A few days before Proxima: Beta dropped it also became clear that Little Bird had caught some wider attention (not just from this lil’ music blog) when the single “who cares” landed them their first Spotify editorial playlist slot, on the Fresh Finds: Indie playlist.
One standout sleeper track from Beta is “Glden Hr (In The Tripl3 Suns)”, the longest song on all of Proxima, and perhaps the most experimental. It’s slow and groovy, with meandering guitar and synth leading the way with a melody that feels at least partially improvised. There a lot of changes in the vibe throughout, and the whole track feels like a journey in itself, representative of the overarching themes from the rest of the album.
If Little Bird shifted gears from ALPHA to Beta quickly, they went from Beta to Gamma at light speed (perhaps too fast?). It was just about three weeks after the release of Beta when Little Bird released “Are You Alright?”, the first Gamma single and the closing track to the entire shebang.
The Little Bird hype on a national scale did not end with that first editorial playlist slot, either. During the month or so leading up to the release of Gamma, which entered the world on September 23rd, Little Bird had several nuggets of success that point toward a bright future. They landed Apple Music playlist slots for “Are You Alright?” and the final single “Driftin”, and even recorded an Audiotree Live Session. Not to mention opening for SUSTO for a couple of sold out dates in Georgia.

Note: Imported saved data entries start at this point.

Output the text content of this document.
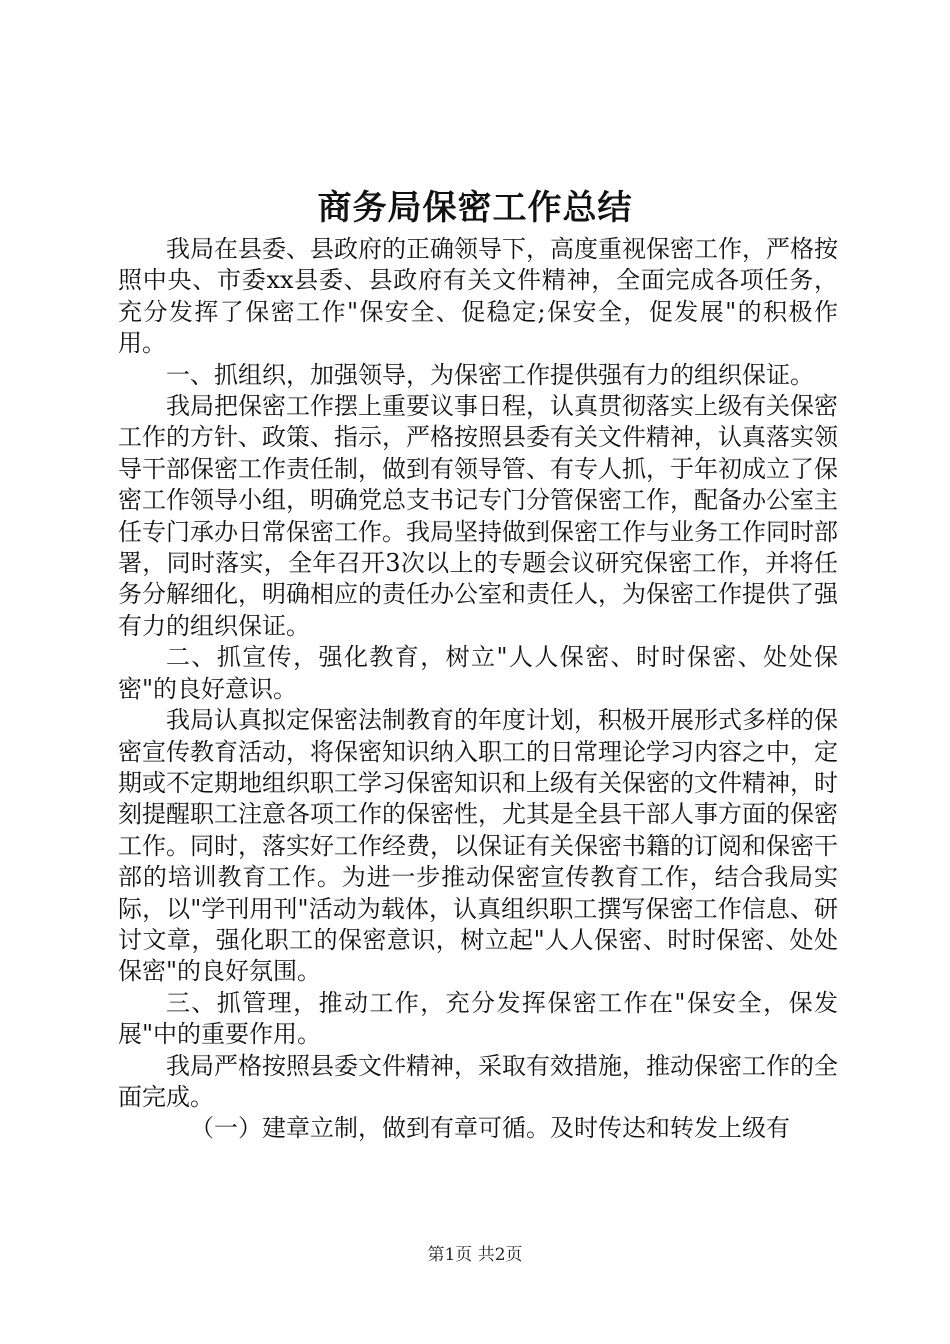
商务局保密工作总结

我局在县委、县政府的正确领导下，高度重视保密工作，严格按照中央、市委xx县委、县政府有关文件精神，全面完成各项任务，充分发挥了保密工作"保安全、促稳定;保安全，促发展"的积极作用。

一、抓组织，加强领导，为保密工作提供强有力的组织保证。

我局把保密工作摆上重要议事日程，认真贯彻落实上级有关保密工作的方针、政策、指示，严格按照县委有关文件精神，认真落实领导干部保密工作责任制，做到有领导管、有专人抓，于年初成立了保密工作领导小组，明确党总支书记专门分管保密工作，配备办公室主任专门承办日常保密工作。我局坚持做到保密工作与业务工作同时部署，同时落实，全年召开3次以上的专题会议研究保密工作，并将任务分解细化，明确相应的责任办公室和责任人，为保密工作提供了强有力的组织保证。

二、抓宣传，强化教育，树立"人人保密、时时保密、处处保密"的良好意识。

我局认真拟定保密法制教育的年度计划，积极开展形式多样的保密宣传教育活动，将保密知识纳入职工的日常理论学习内容之中，定期或不定期地组织职工学习保密知识和上级有关保密的文件精神，时刻提醒职工注意各项工作的保密性，尤其是全县干部人事方面的保密工作。同时，落实好工作经费，以保证有关保密书籍的订阅和保密干部的培训教育工作。为进一步推动保密宣传教育工作，结合我局实际，以"学刊用刊"活动为载体，认真组织职工撰写保密工作信息、研讨文章，强化职工的保密意识，树立起"人人保密、时时保密、处处保密"的良好氛围。

三、抓管理，推动工作，充分发挥保密工作在"保安全，保发展"中的重要作用。

我局严格按照县委文件精神，采取有效措施，推动保密工作的全面完成。

（一）建章立制，做到有章可循。及时传达和转发上级有

第1页 共2页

Proxima: Gamma opens with “Mah.”, a track which has features that you didn’t even know you were looking for, from Charleston artists Abstract – that Rapper and hrlum. They have often collaborated with Abstract in the live setting, but this is the first time we’ve seen them collab on a studio album. hrlum brings some elegant female vocals to the mix, offering a nice change of pace from the rest of the album and a subtle reminder of the female vocals that were present on all of Familiar. hrlum is also featured on the next track, “Allways.”, along with Caminator, a.k.a. the talented young bassist Cameron Westcott of the Psycodelics.
By now it seems that my initial question about Little Bird has been answered: yes, they’ve made an album that is interesting enough to warrant its length and having been released in three parts. Over the course of this year they’ve turned me from somebody who might roll their eyes at Little Turd, thinking they were overrated, into a certified Little Bird fan.
While I do stand by all my former critiques of the band, I have to hand it them. Proxima is a damn good album. 8/10.